Chinese actress (1947–2026)

Li Weikang (李维康; 21 February 1947 – 28 August 2026) was a Chinese Peking opera singer, a national first class actress, and a professor at the National Academy of Chinese Theatre Arts. She was also an inheritor of the national intangible cultural heritage, deputy to the National People's Congress, a member of the Chinese People's Political Consultative Conference. In 1966, when she was around 18, around the start of the Cultural Revolution, she joined The Chinese Communist Party. Her nationality was Han Chinese.

== Early life ==
On 21 February 1947, Li Weikang was born in Beijing.

== Career ==
From 1966, Li was with the National Peking Opera. In 1984, Li won the First China Plum Blossom Award.

As of 2010, in addition to performing Chinese opera, Li was a professor at the National Academy of Chinese Theatre Arts.
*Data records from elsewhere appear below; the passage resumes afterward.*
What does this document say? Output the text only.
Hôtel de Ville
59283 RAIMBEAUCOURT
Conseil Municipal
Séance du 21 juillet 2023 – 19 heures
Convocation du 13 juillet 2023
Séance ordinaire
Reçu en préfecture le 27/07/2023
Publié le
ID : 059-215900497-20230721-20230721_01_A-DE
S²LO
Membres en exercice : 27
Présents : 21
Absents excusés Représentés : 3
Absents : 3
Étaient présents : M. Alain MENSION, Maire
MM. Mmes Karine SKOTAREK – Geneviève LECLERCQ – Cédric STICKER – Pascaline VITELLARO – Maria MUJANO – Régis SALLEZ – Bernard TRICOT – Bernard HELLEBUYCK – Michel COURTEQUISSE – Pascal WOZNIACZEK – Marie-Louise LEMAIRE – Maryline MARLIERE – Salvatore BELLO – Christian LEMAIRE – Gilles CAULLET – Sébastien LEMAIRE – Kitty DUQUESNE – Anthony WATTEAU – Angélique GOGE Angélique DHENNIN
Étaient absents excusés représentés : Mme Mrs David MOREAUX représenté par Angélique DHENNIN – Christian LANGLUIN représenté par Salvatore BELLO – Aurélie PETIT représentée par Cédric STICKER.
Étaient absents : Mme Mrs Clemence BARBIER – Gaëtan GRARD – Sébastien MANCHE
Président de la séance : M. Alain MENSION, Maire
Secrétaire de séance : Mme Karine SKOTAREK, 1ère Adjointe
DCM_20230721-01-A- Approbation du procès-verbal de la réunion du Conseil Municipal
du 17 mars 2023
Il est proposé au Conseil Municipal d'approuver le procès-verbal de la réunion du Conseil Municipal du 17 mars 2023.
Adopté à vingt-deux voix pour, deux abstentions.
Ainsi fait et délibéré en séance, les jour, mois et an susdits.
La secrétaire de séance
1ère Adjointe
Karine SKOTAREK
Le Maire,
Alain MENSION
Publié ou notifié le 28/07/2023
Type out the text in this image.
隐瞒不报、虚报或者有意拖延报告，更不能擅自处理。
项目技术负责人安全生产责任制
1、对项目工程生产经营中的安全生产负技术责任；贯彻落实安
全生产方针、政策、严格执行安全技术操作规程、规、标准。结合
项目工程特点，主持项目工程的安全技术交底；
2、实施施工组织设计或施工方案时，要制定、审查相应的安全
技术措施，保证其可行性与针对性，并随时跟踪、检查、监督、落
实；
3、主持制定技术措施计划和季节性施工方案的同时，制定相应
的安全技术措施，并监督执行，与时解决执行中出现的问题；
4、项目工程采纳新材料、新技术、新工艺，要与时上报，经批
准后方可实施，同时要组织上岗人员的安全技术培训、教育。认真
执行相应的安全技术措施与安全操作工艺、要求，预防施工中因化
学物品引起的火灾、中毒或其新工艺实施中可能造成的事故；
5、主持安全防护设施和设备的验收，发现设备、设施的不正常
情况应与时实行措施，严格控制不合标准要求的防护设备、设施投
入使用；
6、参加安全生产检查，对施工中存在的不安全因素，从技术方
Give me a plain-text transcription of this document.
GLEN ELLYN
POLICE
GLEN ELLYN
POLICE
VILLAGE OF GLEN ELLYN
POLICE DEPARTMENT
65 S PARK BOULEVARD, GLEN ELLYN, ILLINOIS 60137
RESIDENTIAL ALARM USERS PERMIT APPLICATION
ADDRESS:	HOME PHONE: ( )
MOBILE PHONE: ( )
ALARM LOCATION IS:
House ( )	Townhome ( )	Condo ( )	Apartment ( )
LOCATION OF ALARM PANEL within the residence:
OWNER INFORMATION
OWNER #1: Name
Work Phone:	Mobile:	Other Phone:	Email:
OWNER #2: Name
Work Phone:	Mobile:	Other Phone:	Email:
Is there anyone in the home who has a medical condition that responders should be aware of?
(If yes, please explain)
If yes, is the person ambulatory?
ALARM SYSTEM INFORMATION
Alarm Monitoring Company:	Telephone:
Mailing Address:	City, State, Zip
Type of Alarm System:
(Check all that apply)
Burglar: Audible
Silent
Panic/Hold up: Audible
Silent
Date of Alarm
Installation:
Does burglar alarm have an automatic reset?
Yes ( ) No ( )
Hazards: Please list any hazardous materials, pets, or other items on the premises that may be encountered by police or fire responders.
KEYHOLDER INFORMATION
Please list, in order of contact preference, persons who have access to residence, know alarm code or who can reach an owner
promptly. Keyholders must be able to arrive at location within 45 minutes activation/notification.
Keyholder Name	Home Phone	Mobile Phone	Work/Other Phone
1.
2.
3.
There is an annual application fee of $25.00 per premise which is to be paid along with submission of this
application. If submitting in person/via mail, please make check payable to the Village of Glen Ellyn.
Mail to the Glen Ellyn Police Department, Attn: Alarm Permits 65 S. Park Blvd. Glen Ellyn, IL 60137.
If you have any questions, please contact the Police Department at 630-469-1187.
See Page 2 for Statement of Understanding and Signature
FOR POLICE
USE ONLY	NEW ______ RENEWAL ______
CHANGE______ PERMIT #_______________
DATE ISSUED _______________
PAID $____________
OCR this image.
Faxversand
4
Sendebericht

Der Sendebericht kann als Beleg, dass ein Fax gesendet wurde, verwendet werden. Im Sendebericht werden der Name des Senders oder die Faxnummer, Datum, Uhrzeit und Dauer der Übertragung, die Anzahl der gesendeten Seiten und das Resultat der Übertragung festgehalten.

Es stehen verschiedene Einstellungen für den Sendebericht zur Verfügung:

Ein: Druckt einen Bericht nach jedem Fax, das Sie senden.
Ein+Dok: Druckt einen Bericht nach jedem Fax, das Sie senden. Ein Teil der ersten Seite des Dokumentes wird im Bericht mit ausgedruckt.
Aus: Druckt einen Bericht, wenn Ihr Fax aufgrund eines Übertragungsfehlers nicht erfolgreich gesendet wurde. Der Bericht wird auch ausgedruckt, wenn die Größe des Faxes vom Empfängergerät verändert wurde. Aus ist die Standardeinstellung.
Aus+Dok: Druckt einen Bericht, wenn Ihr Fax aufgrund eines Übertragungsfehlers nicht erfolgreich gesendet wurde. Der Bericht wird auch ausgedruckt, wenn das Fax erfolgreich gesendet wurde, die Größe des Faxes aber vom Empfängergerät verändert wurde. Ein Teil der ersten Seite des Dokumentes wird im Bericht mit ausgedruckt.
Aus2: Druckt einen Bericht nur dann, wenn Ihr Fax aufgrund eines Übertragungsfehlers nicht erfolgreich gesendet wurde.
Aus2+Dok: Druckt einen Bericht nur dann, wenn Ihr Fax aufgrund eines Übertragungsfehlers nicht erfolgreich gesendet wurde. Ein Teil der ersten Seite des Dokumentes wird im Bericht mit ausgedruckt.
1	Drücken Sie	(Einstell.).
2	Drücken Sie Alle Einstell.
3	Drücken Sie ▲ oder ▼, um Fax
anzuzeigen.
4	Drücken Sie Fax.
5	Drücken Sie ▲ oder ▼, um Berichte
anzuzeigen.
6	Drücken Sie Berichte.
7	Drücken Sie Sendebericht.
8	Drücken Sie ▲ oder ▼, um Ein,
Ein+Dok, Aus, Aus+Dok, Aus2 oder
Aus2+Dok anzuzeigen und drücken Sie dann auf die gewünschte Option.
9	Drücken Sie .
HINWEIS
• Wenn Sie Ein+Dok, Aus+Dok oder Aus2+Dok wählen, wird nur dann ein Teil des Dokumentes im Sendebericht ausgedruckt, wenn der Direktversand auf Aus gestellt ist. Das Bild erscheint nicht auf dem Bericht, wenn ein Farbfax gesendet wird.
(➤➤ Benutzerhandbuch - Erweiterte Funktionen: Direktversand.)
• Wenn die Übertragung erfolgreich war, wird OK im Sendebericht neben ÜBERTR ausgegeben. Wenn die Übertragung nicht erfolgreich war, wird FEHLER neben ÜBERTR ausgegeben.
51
In 2010, Li performed as Yuji, an imperial consort, in The Hegemon-King Bids His Concubine Farewell.

Li was a Peking opera performer who specialized in Dan roles. She served as vice-chairperson of the China Federation of Literary and Art Circles and the China Theatre Association.

== Personal life and death ==
Li was married to Geng Qichang. She died on 28 August 2026, at the age of 79.